Cell-free herpes virus DNA has been detected in the aqueous humour and vitreous fluids of patients with uveitis [15, 16]. We used multiplex PCR, which has the advantage of combining several different primer pairs in the same amplification reaction with the net result of producing different specific virus-amplicons [17]. Therefore, multiplex PCR can be used to detect the presence of different viruses in the same samples. Sugita et al. [18] used multiplex PCR to detect human herpesvirus genomes in the ocular fluids of patients with uveitis and reported that HHV-6 DNA was detected in only 1 patient [11] and HHV-7 and HHV-8 were not detected in any patient.

In our case, the titers for anti-VZV IgG and anti-CMV IgG antibodies were high in the serum, but multiplex PCR showed that VZV and CMV DNAs were negative in the aqueous fluid and only HHV-6 DNA was detected.
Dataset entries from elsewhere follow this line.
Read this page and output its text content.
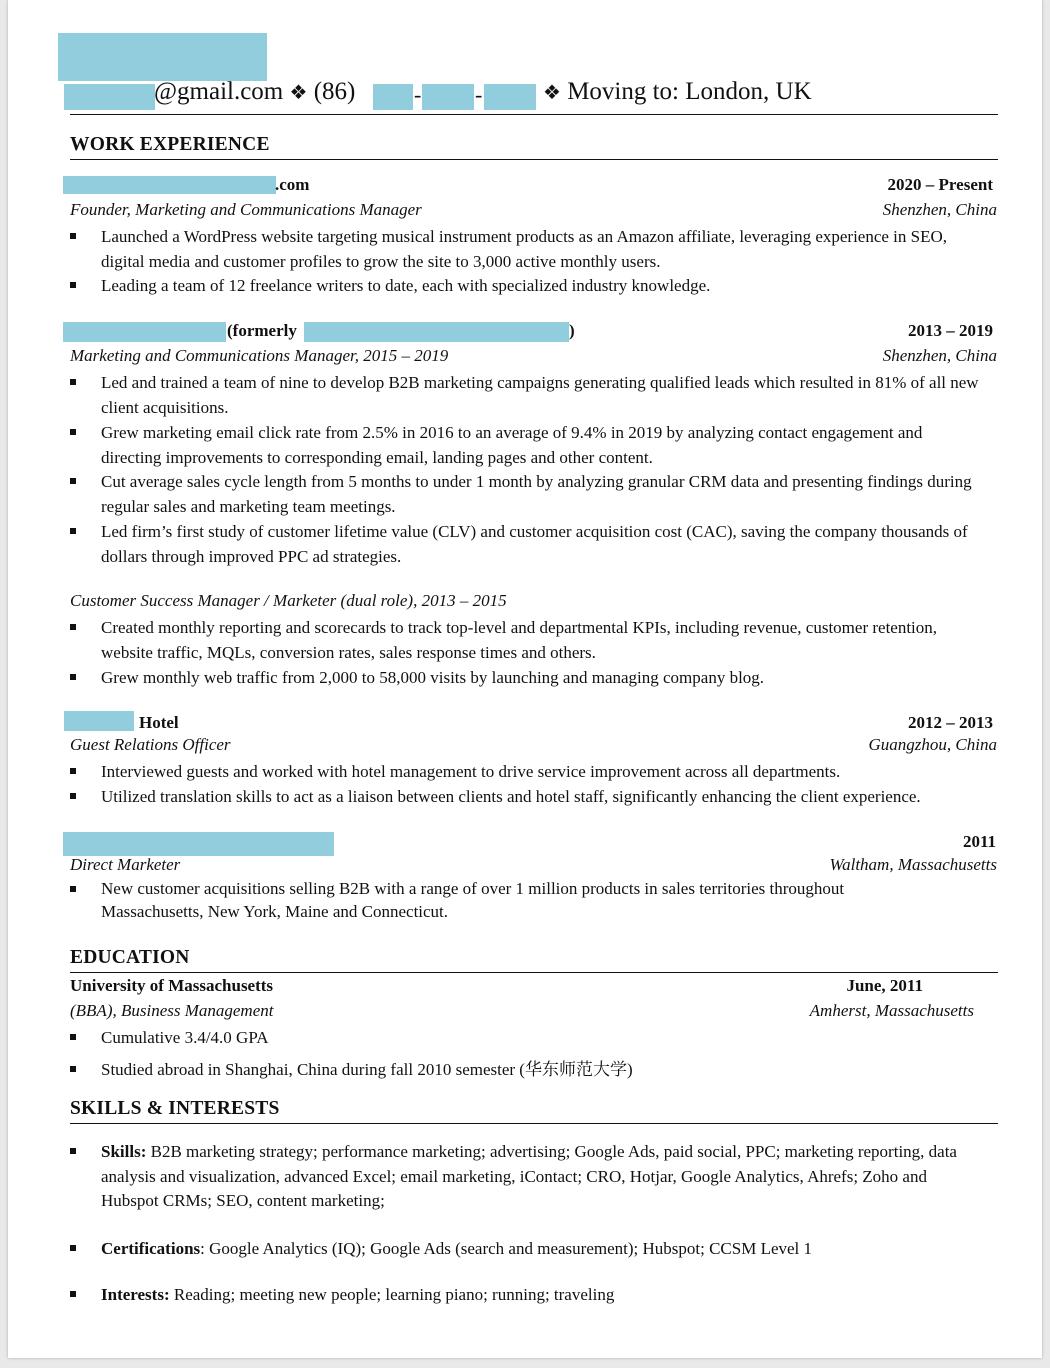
@gmail.com ❖ (86)	- -	❖ Moving to: London, UK
WORK EXPERIENCE
.com	2020 – Present
Founder, Marketing and Communications Manager	Shenzhen, China
Launched a WordPress website targeting musical instrument products as an Amazon affiliate, leveraging experience in SEO, digital media and customer profiles to grow the site to 3,000 active monthly users.
Leading a team of 12 freelance writers to date, each with specialized industry knowledge.
(formerly	)	2013 – 2019
Marketing and Communications Manager, 2015 – 2019	Shenzhen, China
Led and trained a team of nine to develop B2B marketing campaigns generating qualified leads which resulted in 81% of all new client acquisitions.
Grew marketing email click rate from 2.5% in 2016 to an average of 9.4% in 2019 by analyzing contact engagement and directing improvements to corresponding email, landing pages and other content.
Cut average sales cycle length from 5 months to under 1 month by analyzing granular CRM data and presenting findings during regular sales and marketing team meetings.
Led firm’s first study of customer lifetime value (CLV) and customer acquisition cost (CAC), saving the company thousands of dollars through improved PPC ad strategies.
Customer Success Manager / Marketer (dual role), 2013 – 2015
Created monthly reporting and scorecards to track top-level and departmental KPIs, including revenue, customer retention, website traffic, MQLs, conversion rates, sales response times and others.
Grew monthly web traffic from 2,000 to 58,000 visits by launching and managing company blog.
Hotel	2012 – 2013
Guest Relations Officer	Guangzhou, China
Interviewed guests and worked with hotel management to drive service improvement across all departments.
Utilized translation skills to act as a liaison between clients and hotel staff, significantly enhancing the client experience.
2011
Direct Marketer	Waltham, Massachusetts
New customer acquisitions selling B2B with a range of over 1 million products in sales territories throughout Massachusetts, New York, Maine and Connecticut.
EDUCATION
University of Massachusetts	June, 2011
(BBA), Business Management	Amherst, Massachusetts
Cumulative 3.4/4.0 GPA
Studied abroad in Shanghai, China during fall 2010 semester (华东师范大学)
SKILLS & INTERESTS
Skills: B2B marketing strategy; performance marketing; advertising; Google Ads, paid social, PPC; marketing reporting, data analysis and visualization, advanced Excel; email marketing, iContact; CRO, Hotjar, Google Analytics, Ahrefs; Zoho and Hubspot CRMs; SEO, content marketing;
Certifications: Google Analytics (IQ); Google Ads (search and measurement); Hubspot; CCSM Level 1
Interests: Reading; meeting new people; learning piano; running; traveling
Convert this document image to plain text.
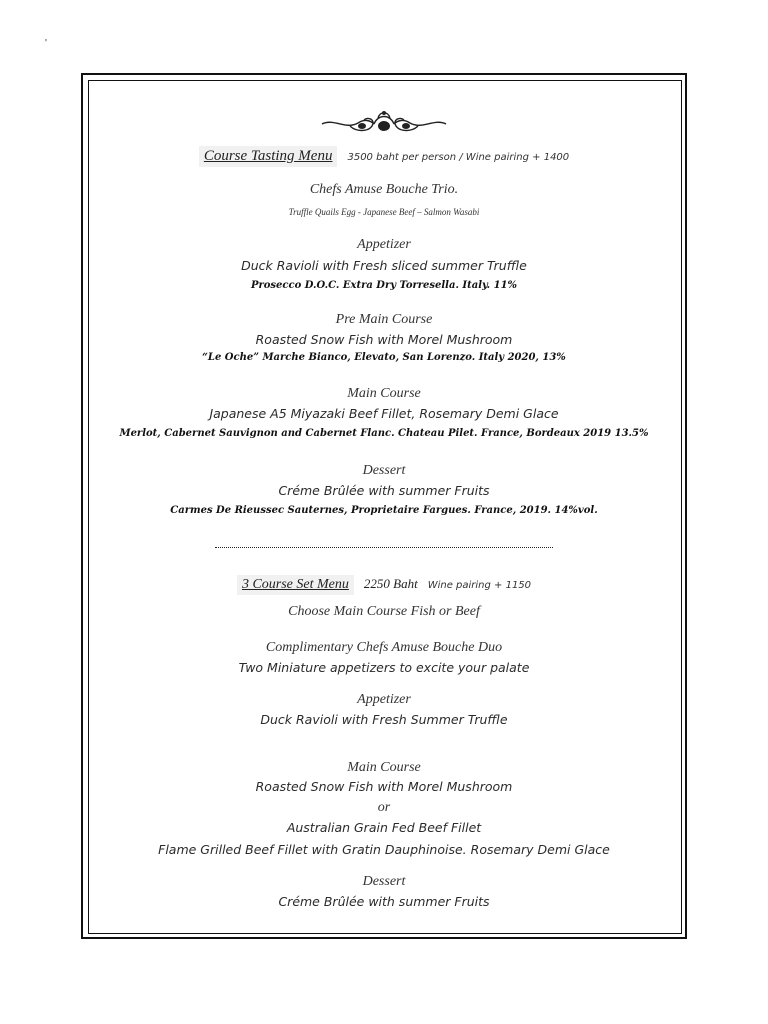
'
Course Tasting Menu 3500 baht per person / Wine pairing + 1400
Chefs Amuse Bouche Trio.
Truffle Quails Egg - Japanese Beef – Salmon Wasabi
Appetizer
Duck Ravioli with Fresh sliced summer Truffle
Prosecco D.O.C. Extra Dry Torresella. Italy. 11%
Pre Main Course
Roasted Snow Fish with Morel Mushroom
“Le Oche” Marche Bianco, Elevato, San Lorenzo. Italy 2020, 13%
Main Course
Japanese A5 Miyazaki Beef Fillet, Rosemary Demi Glace
Merlot, Cabernet Sauvignon and Cabernet Flanc. Chateau Pilet. France, Bordeaux 2019 13.5%
Dessert
Créme Brûlée with summer Fruits
Carmes De Rieussec Sauternes, Proprietaire Fargues. France, 2019. 14%vol.
3 Course Set Menu 2250 Baht Wine pairing + 1150
Choose Main Course Fish or Beef
Complimentary Chefs Amuse Bouche Duo
Two Miniature appetizers to excite your palate
Appetizer
Duck Ravioli with Fresh Summer Truffle
Main Course
Roasted Snow Fish with Morel Mushroom
or
Australian Grain Fed Beef Fillet
Flame Grilled Beef Fillet with Gratin Dauphinoise. Rosemary Demi Glace
Dessert
Créme Brûlée with summer Fruits
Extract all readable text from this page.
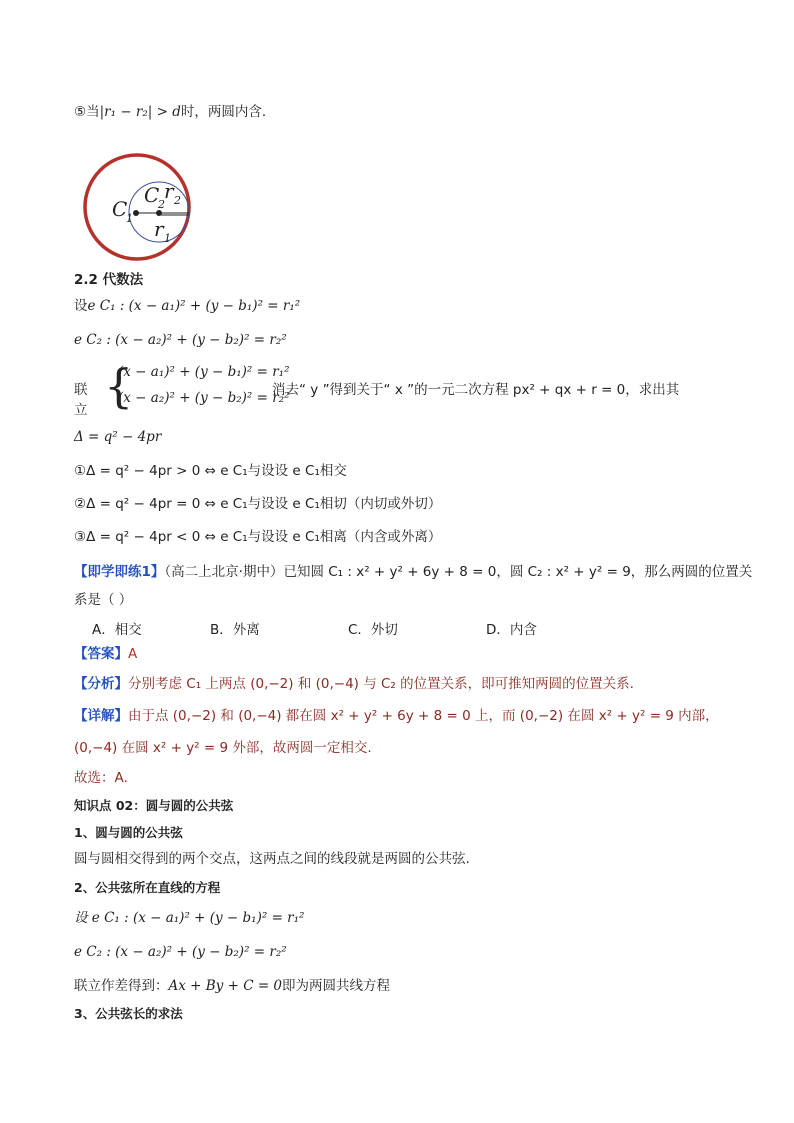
⑤当|r₁ − r₂| > d时，两圆内含.
C
1
C
2
r 2
r 1
2.2 代数法
设e C₁ : (x − a₁)² + (y − b₁)² = r₁²
e C₂ : (x − a₂)² + (y − b₂)² = r₂²
联立 {
(x − a₁)² + (y − b₁)² = r₁²
(x − a₂)² + (y − b₂)² = r₂²
消去“ y ”得到关于“ x ”的一元二次方程 px² + qx + r = 0，求出其
Δ = q² − 4pr
①Δ = q² − 4pr > 0 ⇔ e C₁与设设 e C₁相交
②Δ = q² − 4pr = 0 ⇔ e C₁与设设 e C₁相切（内切或外切）
③Δ = q² − 4pr < 0 ⇔ e C₁与设设 e C₁相离（内含或外离）
【即学即练1】（高二上北京·期中）已知圆 C₁ : x² + y² + 6y + 8 = 0，圆 C₂ : x² + y² = 9，那么两圆的位置关
系是（ ）
A．相交	B．外离	C．外切	D．内含
【答案】A
【分析】分别考虑 C₁ 上两点 (0,−2) 和 (0,−4) 与 C₂ 的位置关系，即可推知两圆的位置关系.
【详解】由于点 (0,−2) 和 (0,−4) 都在圆 x² + y² + 6y + 8 = 0 上，而 (0,−2) 在圆 x² + y² = 9 内部，
(0,−4) 在圆 x² + y² = 9 外部，故两圆一定相交.
故选：A.
知识点 02：圆与圆的公共弦
1、圆与圆的公共弦
圆与圆相交得到的两个交点，这两点之间的线段就是两圆的公共弦.
2、公共弦所在直线的方程
设 e C₁ : (x − a₁)² + (y − b₁)² = r₁²
e C₂ : (x − a₂)² + (y − b₂)² = r₂²
联立作差得到：Ax + By + C = 0即为两圆共线方程
3、公共弦长的求法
Thus, we supposed that HHV-6 was the cause of the ocular inflammation because no other pathogenic agents were found.

In conclusion, the ocular infection caused by HHV-6 is still not well known. However, we should consider HHV-6 infection in patients with mutton-fat keratic precipitates, ocular hypertension, vitreous opacity, optic disc edema, retinal arteritis, and retinitis, which are characteristic of HHV infection of the eye. Multiplex PCR using the aqueous humor is effective in detecting the genomic DNA of HHV-6.